Une année avant, on m'avait ponctionné encore plus que plus pour des frais bla bla bla que je trouvais inadmissibles, j'ai répondu avec lettre AR à l'appui. Au final, petits et mesquins, ils m'ont rendus la moitié, alors qu'ils étaient en tort. Le tout était sur une centaine d'euros, mais bien symboliques ! ! !
J'ai gardé cela un an, le temps de trouver une vraie banque alternative, qui investit dans des projets « humanitaires » : développement, écologie, pays émergents etc. Crédit coopératif en http://www.credit-cooperatif.coop/
Ensuite, j'ai fait cette « histoire » telle quelle à mon conseiller !

Mais partez donc, fuyez ! Il y a des alternatives, et le milieu coopératif en est un.
Il y a un moment, quel qu'en soit le coût, il faut bouger et faire. Arrêtez de supporter ce qu'on subit et son arnaque comme inéluctable.
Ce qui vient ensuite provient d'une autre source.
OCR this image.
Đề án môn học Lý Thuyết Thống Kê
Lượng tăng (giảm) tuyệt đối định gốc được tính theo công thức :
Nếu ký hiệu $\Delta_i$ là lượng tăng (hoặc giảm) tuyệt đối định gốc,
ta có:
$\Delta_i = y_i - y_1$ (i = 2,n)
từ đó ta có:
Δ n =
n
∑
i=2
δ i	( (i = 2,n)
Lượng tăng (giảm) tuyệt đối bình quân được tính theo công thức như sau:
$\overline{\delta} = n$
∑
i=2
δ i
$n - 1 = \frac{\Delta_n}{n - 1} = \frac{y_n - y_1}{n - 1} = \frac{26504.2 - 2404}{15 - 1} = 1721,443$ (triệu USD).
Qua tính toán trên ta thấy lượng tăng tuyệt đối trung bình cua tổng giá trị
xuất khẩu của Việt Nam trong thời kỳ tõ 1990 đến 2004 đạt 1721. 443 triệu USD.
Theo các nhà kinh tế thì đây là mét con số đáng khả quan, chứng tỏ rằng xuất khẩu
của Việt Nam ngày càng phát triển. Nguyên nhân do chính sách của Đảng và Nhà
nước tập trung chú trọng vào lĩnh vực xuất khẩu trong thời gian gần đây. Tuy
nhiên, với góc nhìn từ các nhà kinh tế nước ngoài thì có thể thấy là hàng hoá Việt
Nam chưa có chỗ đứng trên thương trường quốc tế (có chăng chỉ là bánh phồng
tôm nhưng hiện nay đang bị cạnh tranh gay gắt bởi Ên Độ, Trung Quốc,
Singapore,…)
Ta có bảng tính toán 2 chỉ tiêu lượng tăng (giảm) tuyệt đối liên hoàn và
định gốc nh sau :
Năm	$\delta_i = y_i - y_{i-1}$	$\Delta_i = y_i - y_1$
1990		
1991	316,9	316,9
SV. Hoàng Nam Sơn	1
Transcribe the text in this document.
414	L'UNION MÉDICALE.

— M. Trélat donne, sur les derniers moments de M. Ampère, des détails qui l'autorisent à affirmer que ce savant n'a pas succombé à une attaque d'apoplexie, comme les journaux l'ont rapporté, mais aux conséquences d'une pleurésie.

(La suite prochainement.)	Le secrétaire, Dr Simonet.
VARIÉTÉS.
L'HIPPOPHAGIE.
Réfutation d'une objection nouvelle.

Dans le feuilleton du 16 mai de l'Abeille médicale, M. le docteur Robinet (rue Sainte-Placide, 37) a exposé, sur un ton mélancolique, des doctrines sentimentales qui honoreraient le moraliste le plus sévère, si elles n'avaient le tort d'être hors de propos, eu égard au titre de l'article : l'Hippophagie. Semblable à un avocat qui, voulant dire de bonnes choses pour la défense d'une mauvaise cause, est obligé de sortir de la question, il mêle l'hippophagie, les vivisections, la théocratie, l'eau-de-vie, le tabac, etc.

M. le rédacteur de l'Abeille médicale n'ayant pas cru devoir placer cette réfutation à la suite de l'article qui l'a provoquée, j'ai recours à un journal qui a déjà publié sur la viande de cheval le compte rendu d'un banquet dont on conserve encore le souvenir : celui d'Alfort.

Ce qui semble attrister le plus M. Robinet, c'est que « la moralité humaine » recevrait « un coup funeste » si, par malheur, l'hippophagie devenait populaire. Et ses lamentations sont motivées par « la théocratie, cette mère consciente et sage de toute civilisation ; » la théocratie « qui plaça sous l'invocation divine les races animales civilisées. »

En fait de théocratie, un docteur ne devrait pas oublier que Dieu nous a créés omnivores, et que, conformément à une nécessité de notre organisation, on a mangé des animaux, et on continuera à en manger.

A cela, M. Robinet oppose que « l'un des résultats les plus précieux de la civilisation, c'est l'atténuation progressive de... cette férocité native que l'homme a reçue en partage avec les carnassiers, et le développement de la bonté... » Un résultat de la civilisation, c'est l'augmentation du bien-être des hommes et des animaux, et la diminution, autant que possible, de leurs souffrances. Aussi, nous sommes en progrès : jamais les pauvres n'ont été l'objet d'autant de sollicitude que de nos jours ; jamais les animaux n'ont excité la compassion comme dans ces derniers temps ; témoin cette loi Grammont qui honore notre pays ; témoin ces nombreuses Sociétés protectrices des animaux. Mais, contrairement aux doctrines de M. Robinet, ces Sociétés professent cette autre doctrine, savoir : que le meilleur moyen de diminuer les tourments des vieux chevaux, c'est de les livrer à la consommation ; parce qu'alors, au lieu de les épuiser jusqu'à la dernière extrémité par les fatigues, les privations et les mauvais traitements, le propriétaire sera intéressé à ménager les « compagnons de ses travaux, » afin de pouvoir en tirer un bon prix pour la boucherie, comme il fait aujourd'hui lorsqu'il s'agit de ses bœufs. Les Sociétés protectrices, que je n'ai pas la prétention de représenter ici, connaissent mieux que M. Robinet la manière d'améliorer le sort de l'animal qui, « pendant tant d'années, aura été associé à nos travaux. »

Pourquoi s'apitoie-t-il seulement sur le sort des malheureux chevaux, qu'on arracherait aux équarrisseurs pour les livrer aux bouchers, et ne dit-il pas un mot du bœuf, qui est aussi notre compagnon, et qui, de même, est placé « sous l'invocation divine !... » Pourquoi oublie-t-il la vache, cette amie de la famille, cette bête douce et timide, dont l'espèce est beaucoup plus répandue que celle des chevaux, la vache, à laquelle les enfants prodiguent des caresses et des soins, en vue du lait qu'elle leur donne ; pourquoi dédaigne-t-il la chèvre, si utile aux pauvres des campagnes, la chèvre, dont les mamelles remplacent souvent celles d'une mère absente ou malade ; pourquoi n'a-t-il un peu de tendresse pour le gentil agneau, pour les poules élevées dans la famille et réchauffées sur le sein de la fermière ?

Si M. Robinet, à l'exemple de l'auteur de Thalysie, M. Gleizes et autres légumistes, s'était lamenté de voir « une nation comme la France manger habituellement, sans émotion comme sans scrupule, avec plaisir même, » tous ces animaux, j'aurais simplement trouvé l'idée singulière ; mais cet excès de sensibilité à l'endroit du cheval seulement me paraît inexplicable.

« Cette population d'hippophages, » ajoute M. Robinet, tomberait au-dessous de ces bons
Voilà, je ne suis plus à la SG et j'en suis heureux. Il y a 15 ans, c'était super personnalisé avec mon conseiller et de la compréhension. Ensuite, progressivement, c'est devenu une banque où tout est fait par l'ordinateur avant tout et c'est à vous ensuite de venir vous plaindre et protester. Plus de conseiller.

Fini, parti !

Portrait de rage34

De rage34

12H05 | 29/01/2008 | Permalien

Bonjour à tous.
Une petite histoire hilarante qui vient de m'arriver aujourd'hui à 11h, juste après avoir lu cet article.
J'habite depuis peu chez mon frère et sa nana. Ce matin, le sourire encore présent au coin des lèvres en pensant à ce que pourraient faire tous les clients de la Société Générale, c'est-à-dire mettre une belle pagaille pour ne pas dire autre chose, voilà-t'y pas que je reçois l'aimable visite d'un huissier.
Affublé d'un grand-père plus tonton flingueur que papa gâteau et (mais oui ! ) d'un serrurier pour le coup bonhomme et sympathique, il me réclame, de l'air sans-gêne et méprisant de celui qui est sûr de son bon droit, 4200 euros que mon frère doit à la SG.
Je lui explique que mon frère travaille dans cette belle France de Sarkozy et qu'il lui faudra repasser.
Il note le tout sur PV et je lui demande pourquoi le serrurier est présent. Il me répond qu'il a déjà envoyé des avis, l'un en… 2002 et l'autre en avril 2007 !
Moralité : méfiez-vous si vous devez du pognon à la SG. Ils ont l'air de vouloir récupérer petit à petit mais fermement les 5 milliards que quelqu'un de déjà libre comme l'air a malencontreusement soustrait à la vigilance de ses supérieurs.

Portrait de sinclair

De sinclair 2580

12H46 | 29/01/2008 | Permalien

C'est une solution mais il semble qu'il n'y a pas une banque française ou autres qui soit meilleure que les autres pour le client lambda.
Peut être certaines sont elles moins avides que d'autre peut être ! par contre toute s'intéressent a notre argent et en vivent bien. Le petit compte de dépôt avec les frais (nombreux) rapportent souvent autant sinon plus que les « gros comptes ».
Toutes pratiquent joyeusement la spéculation et le jeu en bourse avec notre argent.
Toutes enfin ont leur dirigeant rapide a se délester de leur actions des qu'ils ont vent de catastrophe interne. La Societe générale ne se démarque pas la dessus et l'histoire du soit disant « trader fou » est en train de faire pschitt, ce ne serait finalement qu'un petit employé qui essayait de briller et jouer au golden boy. Derrière se profile des pertes autrement importantes sur sub primes et apparament des délits, d'initiés des dirigeants qui jouent aujourd'hui les pleureuses.
Cela dit il n'y a pas de banque « équitable » et on ne peux pas sans passer essayez c'est impossible sans compte en banque vous ne pouvez pas faire grand chose. Et ce car nous sommes dans un système capitaliste libérale et une économie de marché, que tout le monde trouve incontournable. Il faut libère les forces productives et enlever les freins au développement n'est ce pas.